Originally Posted by Montrealmontreal
Some like it mild, I like it hot
>>> Post deleted. Read the rules, you'll learn many interesting stuff, including when to use "reply with quote" or not. Mod 11.
Last edited by Mod 11; 02-21-2013 at 10:55 PM.
It can cause cancer in men too (throat/anal cancer for instance). There's not much you can do to prevent transmission though. However, keep in mind almost everyone will get HPV at some point in their life but a very little % will develop cancer. I guess you need to see it as a very small unavoidable risk (just as crossing the street every day). Women can get screened for precancerous lesions each X year too (my mother had to get treated for cervical precancerous lesions), but there's no screening for other type of cancer (which are even more rare than cervical cancer). Finally, the time it takes to develop cancer from infection is measured in decades, so at least you won't die young
Last edited by martell; 02-24-2013 at 11:16 AM.
If you are over 26 you can still get the vaccine but you must pay for it. You get it in three shots over the course of a few months. It's pricey but worth it depending on your circumstances. I get my testing done at http://www.cliniquea.ca and their knowledge of STIs is fantastic. Totally nonjudgemental medical care as well. After talking about my work with the nurse practitioner I decided to get the vaccine as I felt it was in my best interest. I already had the Twinrix for Hep A & B.
Transmission of HPV is due to skin to skin contact of the areas not covered by the condom (think base of penis and labia). The condom offers some protection but not 100% (nothing but abstinence is 100%). With those infections that are transmitted through fluids the condom offers more protection.
Hope my sharing of my real life experience with testing and protection helps those interested in the sexual health aspect of our play time.
Last edited by CharlotteSinclair; 02-25-2013 at 11:56 AM.
Reason: missing word
I also received the vaccinations for HPV and Hep A&B at the same clinic as Charlotte. Just be prepared to spend close to $1000 for the two vaccinations. I thought it was worth it, considering my hobbying. Too bad they make it so pricey.

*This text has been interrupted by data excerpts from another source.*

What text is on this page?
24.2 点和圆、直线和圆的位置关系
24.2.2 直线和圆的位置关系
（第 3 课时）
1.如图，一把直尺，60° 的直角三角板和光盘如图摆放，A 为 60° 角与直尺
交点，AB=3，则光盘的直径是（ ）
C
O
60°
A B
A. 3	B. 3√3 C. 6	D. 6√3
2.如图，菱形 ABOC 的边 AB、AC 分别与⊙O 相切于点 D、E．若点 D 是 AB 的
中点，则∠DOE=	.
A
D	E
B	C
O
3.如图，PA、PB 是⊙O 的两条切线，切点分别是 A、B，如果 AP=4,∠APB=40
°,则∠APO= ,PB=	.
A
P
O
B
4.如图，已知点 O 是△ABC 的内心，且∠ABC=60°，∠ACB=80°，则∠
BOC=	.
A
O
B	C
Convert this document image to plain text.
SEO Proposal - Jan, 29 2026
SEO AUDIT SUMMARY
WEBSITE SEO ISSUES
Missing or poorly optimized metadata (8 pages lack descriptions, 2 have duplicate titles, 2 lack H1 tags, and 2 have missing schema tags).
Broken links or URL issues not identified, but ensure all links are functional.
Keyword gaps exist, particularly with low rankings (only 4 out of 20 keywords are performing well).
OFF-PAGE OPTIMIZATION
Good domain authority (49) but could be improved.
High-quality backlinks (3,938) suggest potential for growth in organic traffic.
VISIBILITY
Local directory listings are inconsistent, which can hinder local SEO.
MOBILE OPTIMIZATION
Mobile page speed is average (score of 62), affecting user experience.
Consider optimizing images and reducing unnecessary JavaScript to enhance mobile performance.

There is a reason why the government won't pay for the vaccine if you are over 26. The chances you haven't been infected by HPV already are low, so it would not be efficient for the government to pay for your vaccination. The same reasoning could apply (or not) to an individual paying for it. I guess it also depends on your income and how much a hundred $ is worth to you.
McGill launches major study on prevention of HPV using carrageenan-based "Divine 9 Personal Lubricants with Carragel"
Divine 9 website
The HPV vaccine has been out for several years and has proved to be very effective. More so than the flue vaccine which is given at great cost every year and is not effective as the next round of flue virus has not been identified until after it hits the general population. Nova Scotia is giving HPV shots to those under 26 and over 65 (maybe us seniors are more sexualy active than we thought) or is it retirees have more time to enjoy themselves. Food for thought.
Veteran of Misadventures
The reason to give it to those over 65 is that when you get old your immune system begins to go south, plain and simple. Most healthy adults who are infected with HPV virus do not show any symptoms because their immune systems are able to combat the virus. Once you hit your late 60s, the immune system begins to weaken and things that were previously easily fought off can no longer be fought off. It is really that simple. If you ever took any immunosuppressant drugs like biologics or corticosteroids you would know what I am talking about as well.
Originally Posted by oldbutartful
Those under 26 get it because they are the ones engaging in the most unprotected, irresponsible and drunken sex in our society. We reduce the costs of medical treatment in the long run by inoculating them.
Last edited by EagerBeaver; 05-28-2013 at 07:51 PM.